Buyers are going back to a popular paradigm of the mid-1990s to structure their deals, said Michael Kahn, recapitalizing the company and allowing the seller to grow the business over a typical five-year period.
The seller receives a share of the profits that drops each year, starting out at perhaps 20% to 25% in the first year and declining to 5% in the final year of the deal, he said, but the actual dollar amount of the compensation can be the highest towards the end if the business has grown substantially.
Companies that have been building in the range of 800 to 1,000 homes a year “will see a lot of suitors,” said Klein. And big builders will be “paying attention to markets that are somewhat hurting” in an attempt to find opportunities for “contrarian moves.” For example, “Lennar uses down cycles to buy up lots,” she said. “That’s how they entered Texas and California.”
Buyers don’t have much interest in builders below the 200 to 300 unit annual production range, she said, and are looking for companies with a three-year inventory of lots and land.
Klein suggested that there are a number of things builders can do to make themselves attractive candidates for acquisition:
- “Do benchmarking,” she said, to determine how your company stacks up with other builders, especially in the area of profitability. Pre-tax profits of 10% to 12% represent a solid return on home building, although buyers will consider a range of performance, starting as low as 4%. “A company earning 15% to 16” is doing everything a little better,” she said.

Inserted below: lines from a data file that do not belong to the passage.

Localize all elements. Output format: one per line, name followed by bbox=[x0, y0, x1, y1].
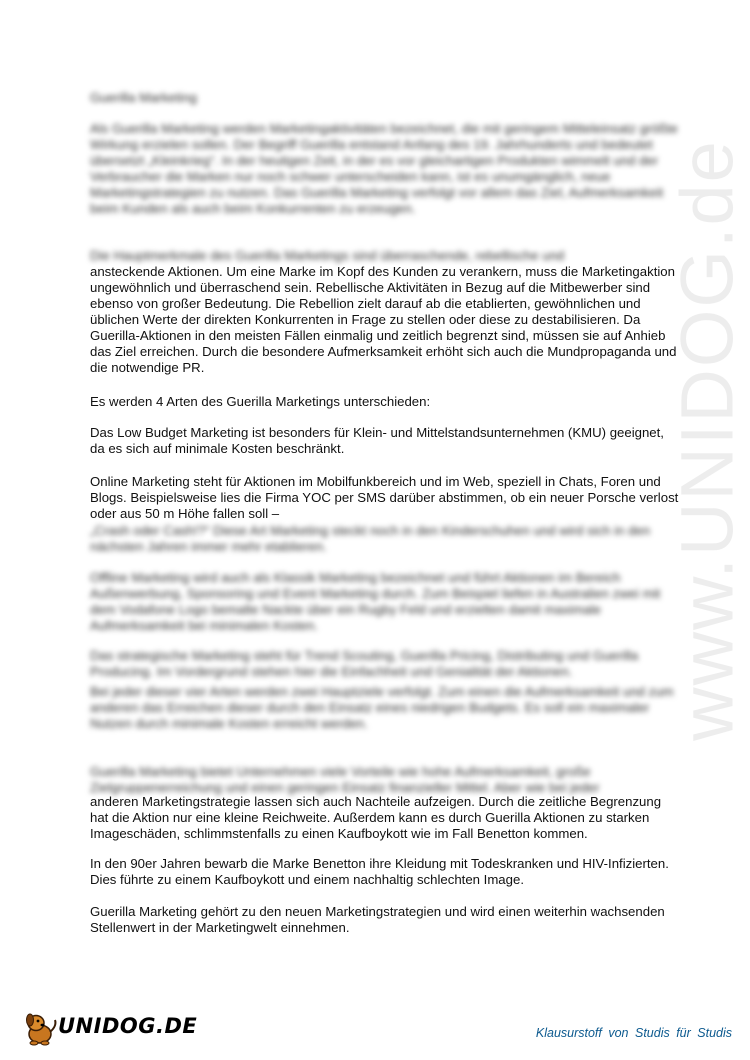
paragraph-advantages: Guerilla Marketing bietet Unternehmen viele Vorteile wie hohe Aufmerksamkeit, große Zielgruppenerreichung und einen geringen Einsatz finanzieller Mittel. Aber wie bei jeder bbox=[90, 764, 600, 795]
paragraph-benetton: In den 90er Jahren bewarb die Marke Benetton ihre Kleidung mit Todeskranken und HIV-Infizierten. Dies führte zu einem Kaufboykott und einem nachhaltig schlechten Image. bbox=[90, 856, 669, 887]
paragraph-intro: Als Guerilla Marketing werden Marketingaktivitäten bezeichnet, die mit geringem Mitteleinsatz größte Wirkung erzielen sollen. Der Begriff Guerilla entstand Anfang des 19. Jahrhunderts und bedeutet übersetzt „Kleinkrieg“. In der heutigen Zeit, in der es vor gleichartigen Produkten wimmelt und der Verbraucher die Marken nur noch schwer unterscheiden kann, ist es unumgänglich, neue Marketingstrategien zu nutzen. Das Guerilla Marketing verfolgt vor allem das Ziel, Aufmerksamkeit beim Kunden als auch beim Konkurrenten zu erzeugen. bbox=[90, 121, 678, 216]
paragraph-online: Online Marketing steht für Aktionen im Mobilfunkbereich und im Web, speziell in Chats, Foren und Blogs. Beispielsweise lies die Firma YOC per SMS darüber abstimmen, ob ein neuer Porsche verlost oder aus 50 m Höhe fallen soll – bbox=[90, 474, 679, 521]
document-title: Guerilla Marketing bbox=[90, 90, 198, 105]
paragraph-features: ansteckende Aktionen. Um eine Marke im Kopf des Kunden zu verankern, muss die Marketingaktion ungewöhnlich und überraschend sein. Rebellische Aktivitäten in Bezug auf die Mitbewerber sind ebenso von großer Bedeutung. Die Rebellion zielt darauf ab die etablierten, gewöhnlichen und üblichen Werte der direkten Konkurrenten in Frage zu stellen oder diese zu destabilisieren. Da Guerilla-Aktionen in den meisten Fällen einmalig und zeitlich begrenzt sind, müssen sie auf Anhieb das Ziel erreichen. Durch die besondere Aufmerksamkeit erhöht sich auch die Mundpropaganda und die notwendige PR. bbox=[90, 264, 677, 375]
paragraph-online-continued: „Crash oder Cash!?“ Diese Art Marketing steckt noch in den Kinderschuhen und wird sich in den nächsten Jahren immer mehr etablieren. bbox=[90, 523, 651, 554]
dog-icon bbox=[22, 1010, 60, 1046]
paragraph-low-budget: Das Low Budget Marketing ist besonders für Klein- und Mittelstandsunternehmen (KMU) geeignet, da es sich auf minimale Kosten beschränkt. bbox=[90, 425, 664, 456]
paragraph-conclusion: Guerilla Marketing gehört zu den neuen Marketingstrategien und wird einen weiterhin wachsenden Stellenwert in der Marketingwelt einnehmen. bbox=[90, 904, 665, 935]
paragraph-types-heading: Es werden 4 Arten des Guerilla Marketings unterschieden: bbox=[90, 394, 431, 409]
paragraph-features-start: Die Hauptmerkmale des Guerilla Marketings sind überraschende, rebellische und bbox=[90, 248, 565, 263]
paragraph-disadvantages: anderen Marketingstrategie lassen sich auch Nachteile aufzeigen. Durch die zeitliche Begrenzung hat die Aktion nur eine kleine Reichweite. Außerdem kann es durch Guerilla Aktionen zu starken Imageschäden, schlimmstenfalls zu einen Kaufboykott wie im Fall Benetton kommen. bbox=[90, 794, 662, 841]
logo-text: UNIDOG.DE bbox=[58, 1014, 198, 1038]
paragraph-strategic: Das strategische Marketing steht für Trend Scouting, Guerilla Pricing, Distributing und Guerilla Producing. Im Vordergrund stehen hier die Einfachheit und Genialität der Aktionen. bbox=[90, 648, 639, 679]
unidog-logo bbox=[22, 1010, 198, 1050]
footer-tagline: Klausurstoff von Studis für Studis bbox=[535, 1026, 732, 1040]
watermark: www.UNIDOG.de bbox=[665, 139, 749, 741]
paragraph-offline: Offline Marketing wird auch als Klassik Marketing bezeichnet und führt Aktionen im Bereich Außenwerbung, Sponsoring und Event Marketing durch. Zum Beispiel liefen in Australien zwei mit dem Vodafone Logo bemalte Nackte über ein Rugby Feld und erzielten damit maximale Aufmerksamkeit bei minimalen Kosten. bbox=[90, 570, 661, 633]
paragraph-goals: Bei jeder dieser vier Arten werden zwei Hauptziele verfolgt. Zum einen die Aufmerksamkeit und zum anderen das Erreichen dieser durch den Einsatz eines niedrigen Budgets. Es soll ein maximaler Nutzen durch minimale Kosten erreicht werden. bbox=[90, 684, 674, 731]
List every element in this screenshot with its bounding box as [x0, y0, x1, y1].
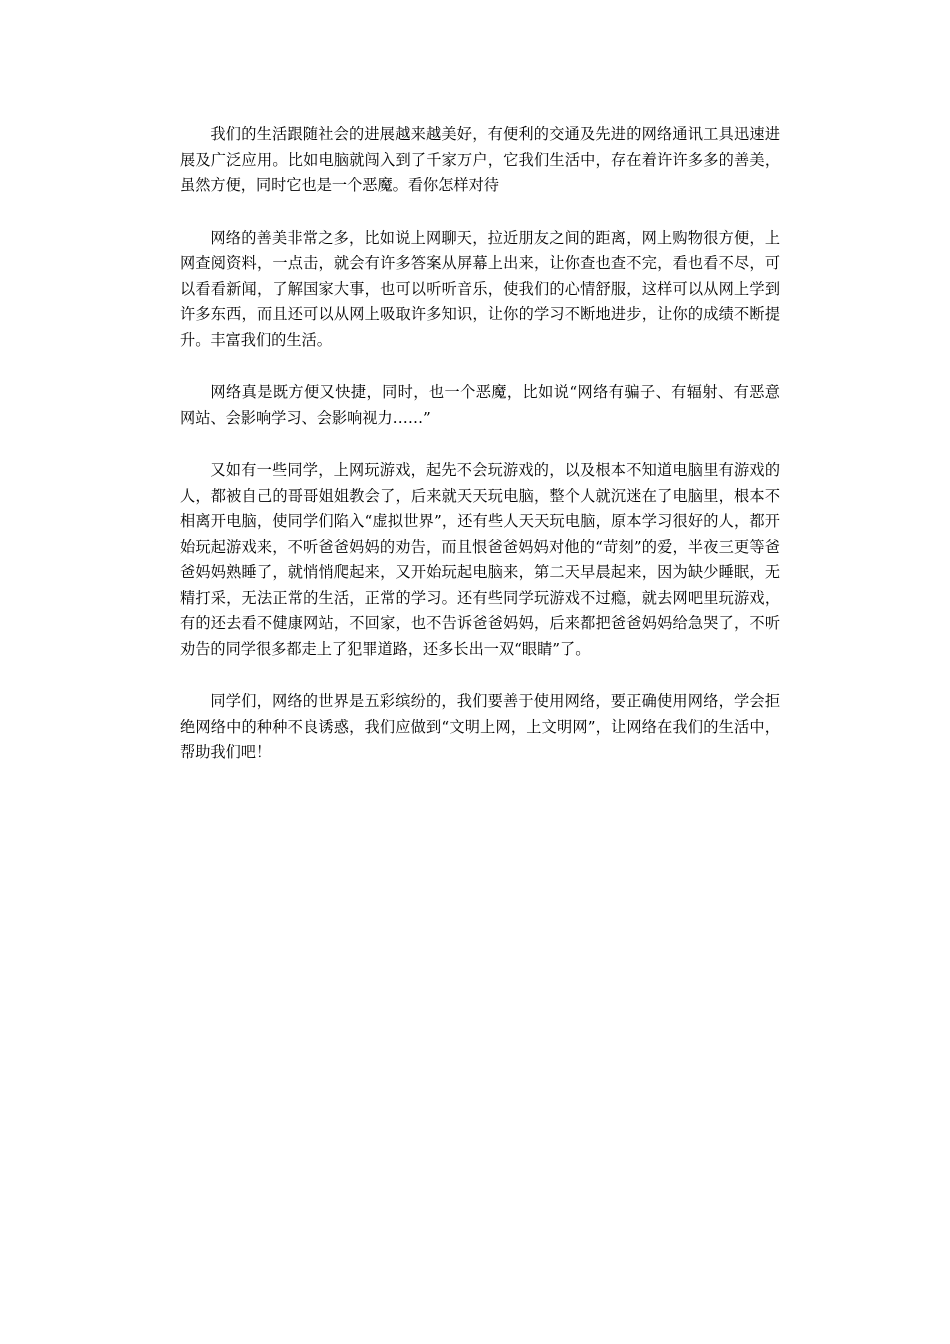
paragraph-conclusion: 同学们，网络的世界是五彩缤纷的，我们要善于使用网络，要正确使用网络，学会拒绝网络中的种种不良诱惑，我们应做到“文明上网，上文明网”，让网络在我们的生活中，帮助我们吧！: [180, 692, 780, 761]
document-body: [180, 122, 780, 793]
paragraph-intro: 我们的生活跟随社会的进展越来越美好，有便利的交通及先进的网络通讯工具迅速进展及广泛应用。比如电脑就闯入到了千家万户，它我们生活中，存在着许许多多的善美，虽然方便，同时它也是一个恶魔。看你怎样对待: [180, 125, 780, 194]
paragraph-gaming-example: 又如有一些同学，上网玩游戏，起先不会玩游戏的，以及根本不知道电脑里有游戏的人，都被自己的哥哥姐姐教会了，后来就天天玩电脑，整个人就沉迷在了电脑里，根本不相离开电脑，使同学们陷入“虚拟世界”，还有些人天天玩电脑，原本学习很好的人，都开始玩起游戏来，不听爸爸妈妈的劝告，而且恨爸爸妈妈对他的“苛刻”的爱，半夜三更等爸爸妈妈熟睡了，就悄悄爬起来，又开始玩起电脑来，第二天早晨起来，因为缺少睡眠，无精打采，无法正常的生活，正常的学习。还有些同学玩游戏不过瘾，就去网吧里玩游戏，有的还去看不健康网站，不回家，也不告诉爸爸妈妈，后来都把爸爸妈妈给急哭了，不听劝告的同学很多都走上了犯罪道路，还多长出一双“眼睛”了。: [180, 461, 780, 658]
paragraph-dangers: 网络真是既方便又快捷，同时，也一个恶魔，比如说“网络有骗子、有辐射、有恶意网站、会影响学习、会影响视力……”: [180, 383, 780, 427]
paragraph-benefits: 网络的善美非常之多，比如说上网聊天，拉近朋友之间的距离，网上购物很方便，上网查阅资料，一点击，就会有许多答案从屏幕上出来，让你查也查不完，看也看不尽，可以看看新闻，了解国家大事，也可以听听音乐，使我们的心情舒服，这样可以从网上学到许多东西，而且还可以从网上吸取许多知识，让你的学习不断地进步，让你的成绩不断提升。丰富我们的生活。: [180, 228, 780, 349]
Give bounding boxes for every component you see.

- Builders should be able to provide a description of their management systems and procedures on a few sheets of paper.
- Candidates should benchmark their scheduling for homes that are similar to those they are building.
- A business plan should provide a narrative of where the company has been, where it is now and where it is going, including information on capitalization, growth opportunities, the competition, strengths and weaknesses, market research, an evaluation of the business team and a five-year financial projection.
- "Prepare for due diligence.” Use an annual operating budget, organize files, take a look to see if land contracts are assignable and look at signed contracts with subcontractors and suppliers.
- Prepare complete files on any litigation the company is involved with.
Although the nation’s overall housing market will continue to be composed of a large number of small companies, “the market share of the top 10 builders will continue to grow,” said Gopal Ahluwalia, NAHB’s senior vice president for research.
In 2005, three big builders had at least a 3% share of the market in terms of closings, he said: D.R. Horton, Pulte Homes and Lennar Corporation. In 1992, the nation’s top builder produced only 1% of the nation’s homes.
Here Comes the Mega-Builder?
The combined market share of the top 10 builders exceeded 20% in 2005, and the share of the top 100 builders was about 40%. From 1995 to 2005, the top 10 builders increased their closings by more than 333%.
A merger or two among the top five builders could even create a mega-builder with the capacity to build 100,000 units a year, he said.
However, growth prospects don’t look that favorable for the next tier of builders who are ranked from 21 to 100, he said. Their market share has not been growing.
Ahluwalila noted that the big builders are diversifying geographically to insulate themselves from regional industry declines and also diversifying their product, which originally was concentrated on the market for first-time buyers.
California Is Where the Profits Are
California has been the most profitable state for the big builders, said Ahluwalia, based on numbers from Credit Suisse showing a comparison of the percentage of units they delivered in that state with the state’s contribution to their after-tax profits. For example, D.R. Horton in 2005 delivered 16% of its homes in California, but sales on those homes accounted for 37% of the company’s profits. Texas, by comparison, accounted for only 9% of profits even though one-fourth of the company’s homes were built there.
With the exception of NVR Inc., which didn’t build in California and counted on Virginia for more than half of its profits on 30% of its deliveries, the ratio of units delivered to profits in the Golden State was similar for the rest of the top 10 builders: 13% vs. 26% for Pulte; 23% vs. 43% for Lennar; 14% vs. 35% at Centex; 21% vs. 48% for KB Home; 14% vs. 28% for Beazer Homes; 25% vs. 38% for Hovnanian; 10% vs. 22% for Ryland; and 14% vs. 22% for MDC Holdings.
The big builders are having an impact on the distribution of building materials, Ahluwalia added, as they increasingly buy directly from producers. Some are storing these materials in regional warehouses so that they can be supplied quickly, cutting their cycle time. Some are also assembling framing and components. “Their long-run objective is to buy in volume and warehouse it,” he said.